On Sunday I joined the Dean of the National Cathedral, Samuel T. Lloyd III, for a forum on the intersection of faith and politics in the midst of the economic crisis that you can watch on their Web site. Among other things, we discussed how the nation should respond to this crisis and, on a deeper level, what are the ways that we as Christians are called to lead.
I also preached later that morning at the Sunday service, and the sermon is also available on the Cathedral Web site. In my sermon, I referred to an event last Thursday night — you might have missed it — but there was a happening and a shift that I hope we all will soon feel. Some likened it to the storming of the Bastille, crates of tea thrown into Boston harbor, a populist uprising. Some spoke of King Lear’s dark fool who spoke truth to power when all others were mute, others likened it a prophet in the wilderness, and others finally breathed a sigh of relief as they heard plainly spoken … “the king has no clothes.”
Last week, on this blog, I called it Sunday school with Jon Stewart. The sermon commented on the comedian/prophet of Comedy Central, Jon Stewart, invoked Franklin Delano Roosevelt’s First Inaugural address, and related both the lectionary text of the day about Jesus’ turning over of the “money changers’” tables in the Temple. I ended with a reflection from another gospel passage about the “feeding of the 5,000” and how a young boy who shared his lunch shows us an alternative to “business as usual” in an economic crisis.
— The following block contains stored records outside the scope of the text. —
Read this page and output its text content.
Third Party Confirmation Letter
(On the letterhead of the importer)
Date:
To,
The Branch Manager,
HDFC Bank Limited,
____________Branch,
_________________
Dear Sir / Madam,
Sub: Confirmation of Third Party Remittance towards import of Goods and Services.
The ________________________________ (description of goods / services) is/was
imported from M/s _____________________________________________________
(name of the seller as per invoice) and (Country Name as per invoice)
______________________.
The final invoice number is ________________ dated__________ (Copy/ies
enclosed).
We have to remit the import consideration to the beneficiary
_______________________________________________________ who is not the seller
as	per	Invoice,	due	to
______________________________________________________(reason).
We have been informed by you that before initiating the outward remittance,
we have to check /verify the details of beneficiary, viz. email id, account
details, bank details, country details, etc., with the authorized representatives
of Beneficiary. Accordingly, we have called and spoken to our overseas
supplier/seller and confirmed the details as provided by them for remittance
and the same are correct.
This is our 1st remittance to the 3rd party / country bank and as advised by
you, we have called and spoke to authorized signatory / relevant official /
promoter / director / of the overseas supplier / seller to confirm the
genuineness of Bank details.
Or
The recent revelation of the $165 million that will be paid in bonuses to executives of AIG from the same unit of the company that has brought the company to near collapse has shown how deep anger is running for many in this country. As Christians, we can not simply exhibit anger without an alternative. We must be ready to present alternative values as well as new institutions and practices to show that the way things currently are does not mean that it is the way things must be.